Juppe is just as comfortable with the international elite is he is among the French establishment. He was heading the French Foreign Ministry in 2011 when U.S. Secretary of State Hillary Clinton visited Paris and she mistakenly called him Mr. President during a press conference.
“He’s been everything but president,” she joked at the time, correcting her error. “I haven’t either, so we have something else in common.”
With Clinton leading in the polls before November’s presidential vote in the U.S., she and Juppe might have more shared experiences to reflect on next time they meet.
Before that though, Juppe has to see off the challenge of Sarkozy, the 61-year-old former president, for his Republican party’s nomination. Where Juppe promises budget discipline, Sarkozy is indifferent to European Union spending rules. While Juppe says immigrants are welcome so long as they obey the law, Sarkozy rails against the threat to French traditions, borrowing the rhetoric of National Front leader Marine Le Pen, who wants a referendum on EU membership.
The veteran is firm favorite with voters overall, as polls show they are more worried about the economy than security. But the narrower, less predictable electorate for next month’s primary gives Sarkozy’s more populist approach a chance.

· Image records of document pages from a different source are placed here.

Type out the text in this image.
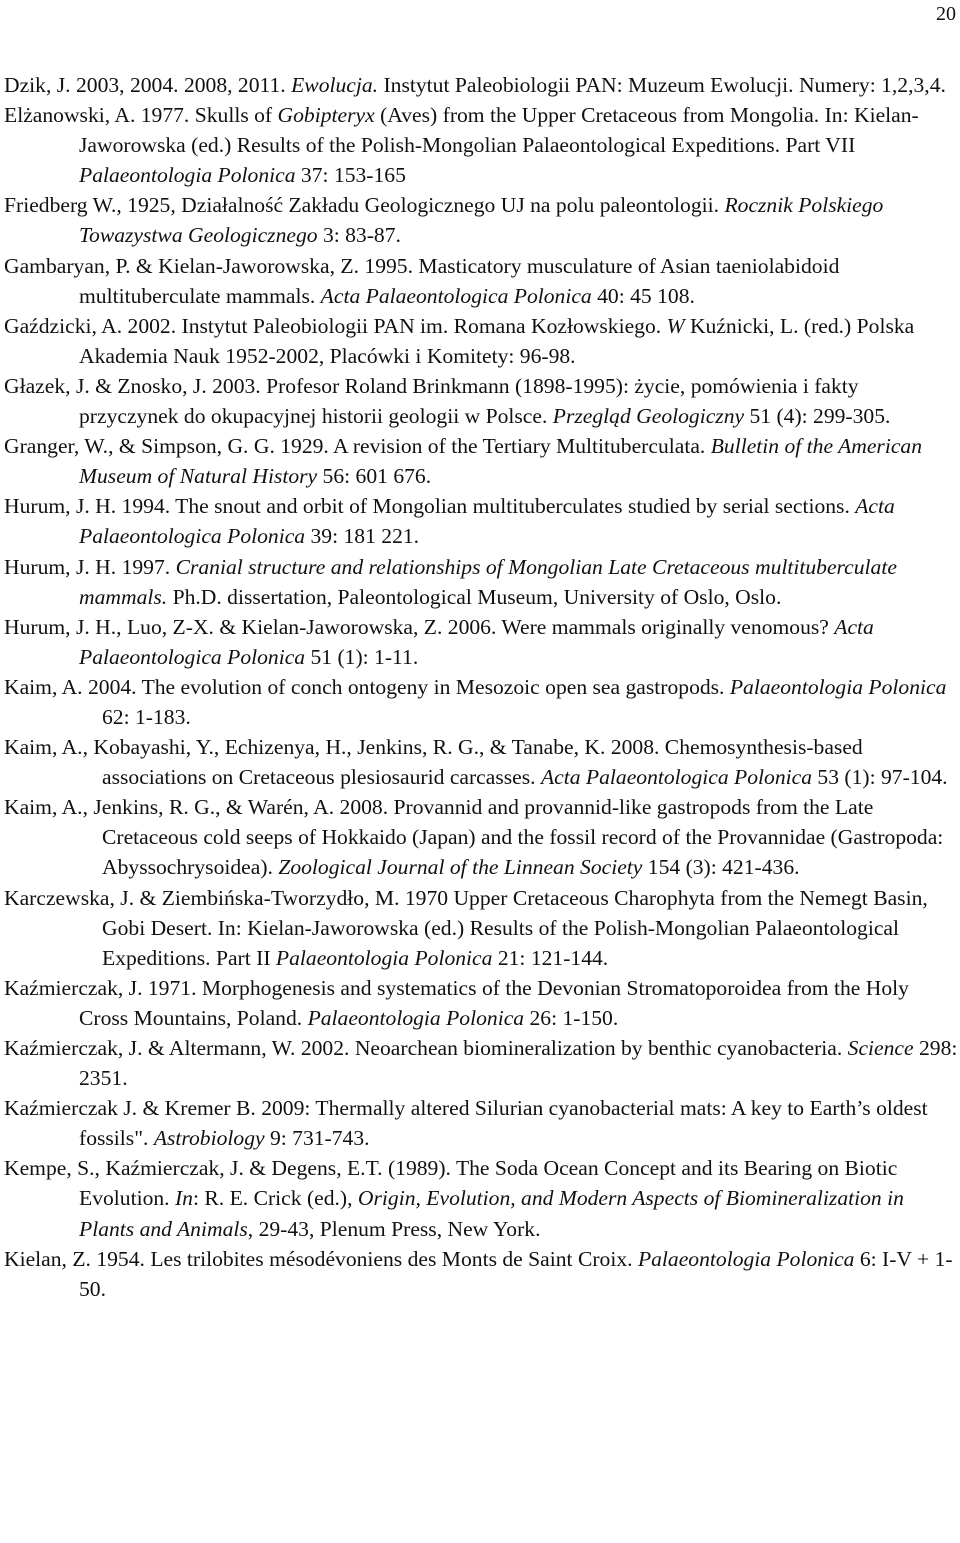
20
Dzik, J. 2003, 2004. 2008, 2011. Ewolucja. Instytut Paleobiologii PAN: Muzeum Ewolucji. Numery: 1,2,3,4.
Elżanowski, A. 1977. Skulls of Gobipteryx (Aves) from the Upper Cretaceous from Mongolia. In: Kielan-Jaworowska (ed.) Results of the Polish-Mongolian Palaeontological Expeditions. Part VII Palaeontologia Polonica 37: 153-165
Friedberg W., 1925, Działalność Zakładu Geologicznego UJ na polu paleontologii. Rocznik Polskiego Towazystwa Geologicznego 3: 83-87.
Gambaryan, P. & Kielan-Jaworowska, Z. 1995. Masticatory musculature of Asian taeniolabidoid multituberculate mammals. Acta Palaeontologica Polonica 40: 45 108.
Gaździcki, A. 2002. Instytut Paleobiologii PAN im. Romana Kozłowskiego. W Kuźnicki, L. (red.) Polska Akademia Nauk 1952-2002, Placówki i Komitety: 96-98.
Głazek, J. & Znosko, J. 2003. Profesor Roland Brinkmann (1898-1995): życie, pomówienia i fakty przyczynek do okupacyjnej historii geologii w Polsce. Przegląd Geologiczny 51 (4): 299-305.
Granger, W., & Simpson, G. G. 1929. A revision of the Tertiary Multituberculata. Bulletin of the American Museum of Natural History 56: 601 676.
Hurum, J. H. 1994. The snout and orbit of Mongolian multituberculates studied by serial sections. Acta Palaeontologica Polonica 39: 181 221.
Hurum, J. H. 1997. Cranial structure and relationships of Mongolian Late Cretaceous multituberculate mammals. Ph.D. dissertation, Paleontological Museum, University of Oslo, Oslo.
Hurum, J. H., Luo, Z-X. & Kielan-Jaworowska, Z. 2006. Were mammals originally venomous? Acta Palaeontologica Polonica 51 (1): 1-11.
Kaim, A. 2004. The evolution of conch ontogeny in Mesozoic open sea gastropods. Palaeontologia Polonica 62: 1-183.
Kaim, A., Kobayashi, Y., Echizenya, H., Jenkins, R. G., & Tanabe, K. 2008. Chemosynthesis-based associations on Cretaceous plesiosaurid carcasses. Acta Palaeontologica Polonica 53 (1): 97-104.
Kaim, A., Jenkins, R. G., & Warén, A. 2008. Provannid and provannid-like gastropods from the Late Cretaceous cold seeps of Hokkaido (Japan) and the fossil record of the Provannidae (Gastropoda: Abyssochrysoidea). Zoological Journal of the Linnean Society 154 (3): 421-436.
Karczewska, J. & Ziembińska-Tworzydło, M. 1970 Upper Cretaceous Charophyta from the Nemegt Basin, Gobi Desert. In: Kielan-Jaworowska (ed.) Results of the Polish-Mongolian Palaeontological Expeditions. Part II Palaeontologia Polonica 21: 121-144.
Kaźmierczak, J. 1971. Morphogenesis and systematics of the Devonian Stromatoporoidea from the Holy Cross Mountains, Poland. Palaeontologia Polonica 26: 1-150.
Kaźmierczak, J. & Altermann, W. 2002. Neoarchean biomineralization by benthic cyanobacteria. Science 298: 2351.
Kaźmierczak J. & Kremer B. 2009: Thermally altered Silurian cyanobacterial mats: A key to Earth’s oldest fossils". Astrobiology 9: 731-743.
Kempe, S., Kaźmierczak, J. & Degens, E.T. (1989). The Soda Ocean Concept and its Bearing on Biotic Evolution. In: R. E. Crick (ed.), Origin, Evolution, and Modern Aspects of Biomineralization in Plants and Animals, 29-43, Plenum Press, New York.
Kielan, Z. 1954. Les trilobites mésodévoniens des Monts de Saint Croix. Palaeontologia Polonica 6: I-V + 1-50.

The detail of Juppe’s policy plan includes up to 100 billion euros ($110 billion) in spending cuts, pension reform (again), more flexibility in jobs contracts and an end to the 35-hour workweek. He’d also reduce payroll and corporate taxes to bring the burden on French companies in line with its European neighbors.
"What matters to me is that the next French president is in favor of the free market, someone who believes business rather than the state can get the economy moving,” said Xavier Niel, the founder of telecoms company Iliad SA, where Juppe aide Virginie Calmels sits on the board. “I just think Juppe is good for entrepreneurs. He is likable and yes, he is blunt.”
A reputation for being not just blunt, but cold and aloof, worked against Juppe after he left office, when he was entangled in a corruption probe and eventually given a suspended jail sentence for paying party workers with public money.
But he embraces it all the same. In a television documentary broadcast Oct. 3, he was asked for his response to those who say he is traditional and arrogant. “They should p*ss off,” he said.
For the past two election cycles Juppe has bided his time. In 2007 he believed his reputation was still tarnished by his corruption conviction and in 2012 Sarkozy was the conservative incumbent. This time he’s aimed to get out ahead of the field.
Sitting on the wooden deck of their house near the Atlantic coast in the summer of 2014, he told his wife Isabelle he was going to run. And since then he’s cultivated a tough-yet-moderate image in contrast to Sarkozy’s rabble-rousing. Juppe cites the French Enlightenment philosopher Montesquieu to justify his approach, contrasting the “discipline” of moderation with “easy” extremism.
“What draws me to Juppe isn’t just what I believe he can do economically to set in motion much overdue reforms, but what he says about what it means to be French,” said Ross McInnes, the French-Australian chairman of Safran SA, France’s biggest military hardware maker. “I can relate to that. That’s my story.”